Hele zor dönemlerin fırsata çevrilmemesiyle ilgili de hatırlatıcı olurmuş.

Çin’in Wuhan kentinde ortaya çıkan ve televizyon ekranlarından izlediğimiz görüntüler hala hafızalarımızdaki tazeliğini koruyor.

Şimdi bu vaka tüm dünyayı etkisi altına aldı!

Sağlık Bakanı Fahrettin Koca, bir kişinin virüse yakalandığını açıklamasının ardından, kolonya fiyatları fırladı, kağıt mendil, tuvalet kağıtları karaborsaya düştü.

***

Hatırlarsınız geçen yıl domates, biber, patlıcan fiyatlarındaki aşırı artışın ardından hükümet tedbir almış, her köşe başına tanzim marketleri açtırmıştı.

Ne acayip bir durum ki Ticaret Bakanı Ruhsal Pekcan, bazı temizlik maddelerini ithal edebileceklerini söylemesi hayret verici!

Sürekli dile getirmeye çalışıyor, her ne pahasına olursa olsun doğru algı oluşması için çırpınıyorum.
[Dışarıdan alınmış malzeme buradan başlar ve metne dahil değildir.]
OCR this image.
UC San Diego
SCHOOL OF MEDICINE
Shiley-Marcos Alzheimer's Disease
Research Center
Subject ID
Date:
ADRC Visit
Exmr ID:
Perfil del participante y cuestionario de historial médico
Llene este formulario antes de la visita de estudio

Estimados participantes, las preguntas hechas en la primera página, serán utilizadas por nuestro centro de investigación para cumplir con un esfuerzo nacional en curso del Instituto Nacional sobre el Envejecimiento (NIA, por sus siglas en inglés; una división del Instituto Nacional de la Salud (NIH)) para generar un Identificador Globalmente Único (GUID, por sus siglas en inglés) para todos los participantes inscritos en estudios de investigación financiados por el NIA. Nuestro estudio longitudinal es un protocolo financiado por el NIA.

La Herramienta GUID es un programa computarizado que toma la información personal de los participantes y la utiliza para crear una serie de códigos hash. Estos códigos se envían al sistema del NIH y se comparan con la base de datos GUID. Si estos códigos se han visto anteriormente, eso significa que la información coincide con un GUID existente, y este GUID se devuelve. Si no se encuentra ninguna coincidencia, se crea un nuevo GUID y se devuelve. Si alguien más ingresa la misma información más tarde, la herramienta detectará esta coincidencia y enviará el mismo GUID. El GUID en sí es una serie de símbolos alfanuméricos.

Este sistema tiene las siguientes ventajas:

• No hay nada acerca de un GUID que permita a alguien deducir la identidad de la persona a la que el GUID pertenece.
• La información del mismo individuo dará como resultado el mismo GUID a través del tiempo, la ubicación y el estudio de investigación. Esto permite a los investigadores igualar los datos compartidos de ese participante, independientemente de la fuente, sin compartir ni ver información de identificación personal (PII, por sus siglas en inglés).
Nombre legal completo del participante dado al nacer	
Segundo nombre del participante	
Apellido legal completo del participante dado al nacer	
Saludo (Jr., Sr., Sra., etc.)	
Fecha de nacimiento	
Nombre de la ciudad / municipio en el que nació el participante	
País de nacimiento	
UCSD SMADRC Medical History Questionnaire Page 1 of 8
Bugün Cuma hutbesinde eline tutuşturulan kağıdı okumaktan başka refleksi olmayan maaşlı Diyanet görevlisi imam, temiz olmamızı öğütledi.

Bu hutbe öyle tahmin ediyorum ülkemizin tüm camilerinde irad edildi.

İmam efendi “aziz Müminler” diyerek başladığı konuşmasında…

Asla kendisinin yapması gerekirken yapmadığı çevre temizliğini, anlattıklarını kuzu gibi dinleyen müminlere söyledi.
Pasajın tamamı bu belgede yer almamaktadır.